Puss-in-Boots: She... fascinates me. And she needs my protection!
- Lampshaded in South Park when Jimmy falls in love with Leslie and tries to get her freed.
Tom: Jimmy... you're thinking with your dick.
Jimmy: I am not thinking with my dick.
Tom: Yes you are.
Jimmy: No, I just think that she's a—
Tom: Put your dick away.
- In the military and domestic settings:
- A study on gender-integrated combat units suggests this trope. Seeing a female squad member injured would often see the male soldiers going a bit... berserk in response. Though given that communist nations have been using women in combat roles dating back to at least the Communist Revolution in Russia without having serious problems, it suggests that the issue might be more due to the cultural idea that Men Are the Expendable Gender than anything biological.
- The Israeli army had to confront this issue when they found that for integrated squads, the casualty rate for men was unusually high. The men were throwing themselves into danger to protect their female comrades, entirely for chivalry's sake.
- When men are aroused, it's supposed to release a hormone that makes them crazy protective/territorial of the object of their desires. (Which is probably the human trait Rescue Romance dawns from and why it's such an appealing fantasy for men and women.)
- It's alleged that in demos during The Troubles, police would pick on women in a group attempting peaceful protest in order to make the men... less peaceful, so they could justifiably be arrested.

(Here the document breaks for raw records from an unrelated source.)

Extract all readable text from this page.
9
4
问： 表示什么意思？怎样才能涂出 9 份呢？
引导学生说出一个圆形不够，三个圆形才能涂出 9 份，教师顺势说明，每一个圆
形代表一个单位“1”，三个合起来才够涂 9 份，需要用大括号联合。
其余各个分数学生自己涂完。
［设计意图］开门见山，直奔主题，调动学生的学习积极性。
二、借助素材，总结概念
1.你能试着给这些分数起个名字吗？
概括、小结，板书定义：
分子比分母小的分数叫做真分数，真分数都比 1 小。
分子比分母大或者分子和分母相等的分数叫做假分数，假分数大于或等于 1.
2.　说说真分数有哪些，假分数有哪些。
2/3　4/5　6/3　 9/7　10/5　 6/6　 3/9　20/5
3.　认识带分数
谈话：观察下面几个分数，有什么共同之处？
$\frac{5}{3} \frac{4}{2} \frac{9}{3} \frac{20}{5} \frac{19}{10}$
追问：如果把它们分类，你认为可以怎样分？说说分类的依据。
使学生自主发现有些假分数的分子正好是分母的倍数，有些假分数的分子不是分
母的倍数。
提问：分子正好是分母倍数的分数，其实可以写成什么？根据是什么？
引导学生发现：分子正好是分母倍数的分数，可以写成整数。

- The notorious Stasi used it as late as 1989, during the riots on the evening of the 40th anniversary of the GDR, as shocked western observers noticed. The horrible police brutality led many undecided bystanders to a decision TO JOIN THE PROTEST MOVEMENT in accordance with this trope.
- Dante Alighieri only saw his "beloved" Beatrice twice in life, probably for a length of time spanning less than an hour, and likely never spoke to her. Yet in his most famous work (in fact, all his famous ones), she serves as his spirit guide, muse, etc. At the time of writing, Dante was married to a different woman and had kids by her, yet none of these loved ones merit any mention in his work.
- Engaging in this practice on an Internet forum (or wiki) is derisively called "white knighting". Doing it is particularly laughable due to most net denizens being aware of G.I.R.L..
- According to some accounts, the Stonewall Riots exploded when a woman, having already been hit by a police baton, shouted "Why don't you guys do something?" to a crowd of onlookers just before being roughly thrown into a paddy wagon.